Grundfischen Hält den Köder in der Nähe des Meeresbodens und zielt auf Grundfresser, oft mit Gewichten. Flüsse, Seen, Salzwasser Wels, Karpfen, Barsch Flunder, Heilbutt, Kachelfisch Verwendet Senker, Köcherspitze, kann mit der Handangel oder der Rute geangelt werden, effektiv bei Raubfischen aus dem Hinterhalt.
Eisfischen Fischt durch Löcher in zugefrorenen Seen und verwendet spezielle Ausrüstung. Gefrorene Seen Barsch, Zander, Hecht, Seeforelle - Erfordert Eisruten, Eisangeln und mehrere Schichten zum Wärmen.
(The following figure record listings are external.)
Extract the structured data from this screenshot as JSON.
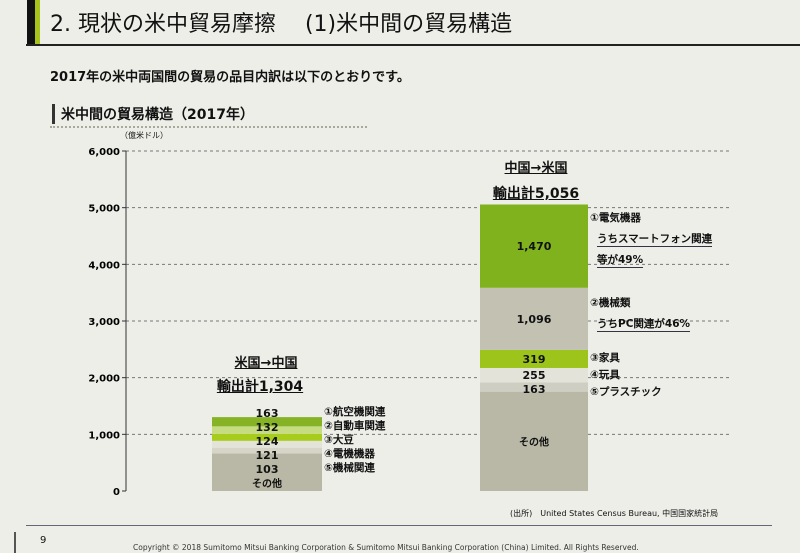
{
  "header": {
    "title": "2. 現状の米中貿易摩擦　 (1)米中間の貿易構造"
  },
  "intro": "2017年の米中両国間の貿易の品目内訳は以下のとおりです。",
  "section_title": "米中間の貿易構造（2017年）",
  "source": "(出所)　United States Census Bureau, 中国国家統計局",
  "page_number": "9",
  "copyright": "Copyright © 2018 Sumitomo Mitsui Banking Corporation & Sumitomo Mitsui Banking Corporation (China) Limited. All Rights Reserved.",
  "chart_data": {
    "type": "bar",
    "stacked": true,
    "ylabel": "（億米ドル）",
    "ylim": [
      0,
      6000
    ],
    "yticks": [
      "0",
      "1,000",
      "2,000",
      "3,000",
      "4,000",
      "5,000",
      "6,000"
    ],
    "grid": true,
    "bars": [
      {
        "title": "米国→中国",
        "total_label": "輸出計1,304",
        "total": 1304,
        "segments": [
          {
            "label": "その他",
            "value": 661,
            "color": "#b9b8a6"
          },
          {
            "label": "⑤機械関連",
            "value": 103,
            "value_label": "103",
            "color": "#d6d5c8"
          },
          {
            "label": "④電機機器",
            "value": 121,
            "value_label": "121",
            "color": "#e4e3da"
          },
          {
            "label": "③大豆",
            "value": 124,
            "value_label": "124",
            "color": "#a8cc1c"
          },
          {
            "label": "②自動車関連",
            "value": 132,
            "value_label": "132",
            "color": "#c6dc80"
          },
          {
            "label": "①航空機関連",
            "value": 163,
            "value_label": "163",
            "color": "#86b326"
          }
        ]
      },
      {
        "title": "中国→米国",
        "total_label": "輸出計5,056",
        "total": 5056,
        "segments": [
          {
            "label": "その他",
            "value": 1753,
            "color": "#b9b8a6"
          },
          {
            "label": "⑤プラスチック",
            "value": 163,
            "value_label": "163",
            "color": "#cfcec2"
          },
          {
            "label": "④玩具",
            "value": 255,
            "value_label": "255",
            "color": "#e4e3da"
          },
          {
            "label": "③家具",
            "value": 319,
            "value_label": "319",
            "color": "#9cc41a"
          },
          {
            "label": "②機械類",
            "value": 1096,
            "value_label": "1,096",
            "color": "#c2c1b2"
          },
          {
            "label": "①電気機器",
            "value": 1470,
            "value_label": "1,470",
            "color": "#80b21e"
          }
        ]
      }
    ],
    "annotations": {
      "us_china": [
        "①航空機関連",
        "②自動車関連",
        "③大豆",
        "④電機機器",
        "⑤機械関連"
      ],
      "china_us": [
        "①電気機器",
        "うちスマートフォン関連",
        "等が49%",
        "②機械類",
        "うちPC関連が46%",
        "③家具",
        "④玩具",
        "⑤プラスチック"
      ]
    },
    "other_label": "その他"
  }
}
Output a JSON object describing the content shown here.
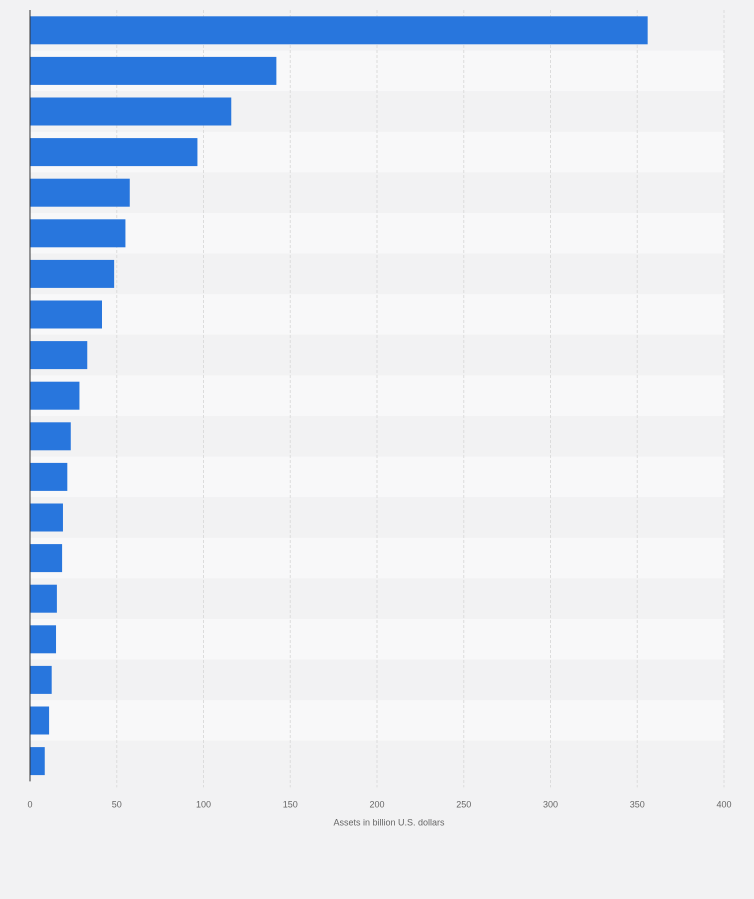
{
  "chart_data": {
    "type": "bar",
    "orientation": "horizontal",
    "title": "",
    "xlabel": "Assets in billion U.S. dollars",
    "ylabel": "",
    "xlim": [
      0,
      400
    ],
    "x_ticks": [
      0,
      50,
      100,
      150,
      200,
      250,
      300,
      350,
      400
    ],
    "grid": true,
    "bar_color": "#2876dd",
    "series": [
      {
        "values": [
          356,
          142,
          116,
          96.5,
          57.5,
          55,
          48.5,
          41.5,
          33,
          28.5,
          23.5,
          21.5,
          19,
          18.5,
          15.5,
          15,
          12.5,
          11,
          8.5
        ]
      }
    ]
  }
}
Beliebt im Nordosten der USA, in Kanada und Europa.
Brandungsangeln Wirft vom Strand in die Brandung, erfordert lange Ruten für die Distanz. Salzwasserstrände - Streifenbarsch, Blaubarsch, Flunder Benötigt schwere Gewichte, lange Ruten, zielt auf Fische jenseits der brechenden Wellen, beliebt in Küstengebieten.
Angeln vom Ufer aus Fische von Ufern wie Flussufern aus, die ohne Boote erreichbar sind. Flüsse, Seen, Flussmündungen Barsch, Wels, Sonnenbarsch Schnapper, Schafskopf Kann jede Technik verwenden, erfordert Ortskenntnisse, Wassertiefe und Strukturbewusstsein.
Kajakfischen Beim Angeln vom Kajak aus können abgelegene oder flache Gebiete erreicht werden. Süßwasser, Salzwasser Barsch, Forelle, Hecht Rotbarsch, Snook, Tarpon Erfordert spezielle Ausrüstungsüberlegungen, anpassbar an Fliegen-, Köder- oder Kunstköderfischen.


Fazit


Wie Sie sehen, gibt es viele tolle Möglichkeiten, wenn es um verschiedene Angeltechniken geht. Jede Methode hat ihren eigenen Reiz, ihre eigenen Herausforderungen und ihre eigenen Belohnungen. Ob Sie mit einem Schwimmer im Wasser am Seeufer entspannen oder vor der Küste großen Thunfischen nachjagen – es gibt eine Angelmethode, die auf Sie wartet.


Wählen Sie also eine Technik, die Ihnen Spaß macht, packen Sie Ihre Ausrüstung und gehen Sie aufs Wasser. Ihr nächster großer Angelerfolg ist nur einen Wurf entfernt.